Currently, the world health organization (WHO) recommends a fixed-dose combination therapy called TLD, composed of tenofovir, lamivudine, and dolutegravir (TLD) for human immunodeficiency virus (HIV) treatment. About 23 of 39 million people living with HIV/AIDS (PLWHA) are on a daily TLD pill. In this study, we successfully developed a simple, efficient, and sensitive method to extract and enable the simultaneous quantification of tenofovir, lamivudine, and dolutegravir in rats, non-human primates (NHP), and human plasma samples.
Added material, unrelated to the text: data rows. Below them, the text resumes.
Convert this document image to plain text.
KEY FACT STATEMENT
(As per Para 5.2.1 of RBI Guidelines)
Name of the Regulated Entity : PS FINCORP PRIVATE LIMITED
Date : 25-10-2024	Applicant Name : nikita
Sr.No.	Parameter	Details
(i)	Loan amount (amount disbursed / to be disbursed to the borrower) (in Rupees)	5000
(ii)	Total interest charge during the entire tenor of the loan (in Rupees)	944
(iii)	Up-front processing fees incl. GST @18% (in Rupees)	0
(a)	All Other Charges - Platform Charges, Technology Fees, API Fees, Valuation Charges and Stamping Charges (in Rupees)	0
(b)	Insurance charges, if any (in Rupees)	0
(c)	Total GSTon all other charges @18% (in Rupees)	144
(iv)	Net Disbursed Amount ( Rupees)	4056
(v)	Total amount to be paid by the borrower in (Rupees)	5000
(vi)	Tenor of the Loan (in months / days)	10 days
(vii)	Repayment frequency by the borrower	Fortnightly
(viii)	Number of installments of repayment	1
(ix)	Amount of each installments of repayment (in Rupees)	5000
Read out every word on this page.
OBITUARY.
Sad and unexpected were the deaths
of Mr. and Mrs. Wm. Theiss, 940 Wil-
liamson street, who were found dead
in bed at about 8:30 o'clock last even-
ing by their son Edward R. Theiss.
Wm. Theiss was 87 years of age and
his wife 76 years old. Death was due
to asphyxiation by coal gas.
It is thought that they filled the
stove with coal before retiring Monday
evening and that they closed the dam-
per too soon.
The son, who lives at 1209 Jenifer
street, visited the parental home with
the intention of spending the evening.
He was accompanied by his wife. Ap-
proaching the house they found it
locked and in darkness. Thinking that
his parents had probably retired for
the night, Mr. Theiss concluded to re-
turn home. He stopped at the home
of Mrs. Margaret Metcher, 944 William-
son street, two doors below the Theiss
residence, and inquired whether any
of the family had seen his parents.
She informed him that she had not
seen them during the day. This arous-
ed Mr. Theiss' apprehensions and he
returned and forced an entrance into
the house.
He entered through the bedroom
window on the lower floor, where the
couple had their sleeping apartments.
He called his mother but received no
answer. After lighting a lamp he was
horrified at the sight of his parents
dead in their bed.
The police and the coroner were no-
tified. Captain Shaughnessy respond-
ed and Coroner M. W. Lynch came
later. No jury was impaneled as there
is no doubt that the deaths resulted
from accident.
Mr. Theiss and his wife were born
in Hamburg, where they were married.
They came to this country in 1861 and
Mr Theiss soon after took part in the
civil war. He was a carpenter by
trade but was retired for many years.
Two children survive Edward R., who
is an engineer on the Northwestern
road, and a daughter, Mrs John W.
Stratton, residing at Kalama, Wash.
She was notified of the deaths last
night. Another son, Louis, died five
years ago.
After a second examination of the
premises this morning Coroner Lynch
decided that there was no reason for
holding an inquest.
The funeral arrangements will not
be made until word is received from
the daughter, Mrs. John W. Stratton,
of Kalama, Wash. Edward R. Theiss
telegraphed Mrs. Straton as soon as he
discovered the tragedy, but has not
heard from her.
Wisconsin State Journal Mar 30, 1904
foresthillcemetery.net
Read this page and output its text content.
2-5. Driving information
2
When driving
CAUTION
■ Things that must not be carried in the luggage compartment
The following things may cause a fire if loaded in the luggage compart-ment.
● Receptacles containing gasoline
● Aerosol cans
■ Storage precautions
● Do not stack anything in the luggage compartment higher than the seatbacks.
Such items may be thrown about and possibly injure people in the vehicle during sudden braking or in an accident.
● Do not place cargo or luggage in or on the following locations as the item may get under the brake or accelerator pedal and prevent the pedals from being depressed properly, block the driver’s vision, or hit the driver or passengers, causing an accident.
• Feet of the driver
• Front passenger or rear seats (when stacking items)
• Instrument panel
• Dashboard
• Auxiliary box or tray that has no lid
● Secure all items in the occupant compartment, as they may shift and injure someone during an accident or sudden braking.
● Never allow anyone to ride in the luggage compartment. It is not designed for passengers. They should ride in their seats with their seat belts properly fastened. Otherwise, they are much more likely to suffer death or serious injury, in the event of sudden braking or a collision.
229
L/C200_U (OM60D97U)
The 3 HIV drugs in small volume, 100 µL plasma were extracted after protein precipitation, and all the analytes were quantified using a novel liquid chromatography-tandem mass spectrometry. The assay provided analysis of all three analytes in rat, NHP, and human plasma. This method was used to evaluate time-plasma drug concentrations in two NHPs (Macaca nemestrina). The reported bioanalytical method demonstrated high sensitivity, reproducibility, and robustness for quantifying the 3 HIV drugs with efficiency. Lower limit of quantification (LLOQ) for tenofovir (TFV), lamivudine (3TC) and dolutegravir (DTG) were between 0.3 - 2.6 ng/mL equivalent to 30 - 260 pg in 100 µL of rats, NHPs, or human plasma samples. This assay may be adapted for evaluating drug concentrations across multiple species to support preclinical, clinical, and translational studies for developing long-acting products.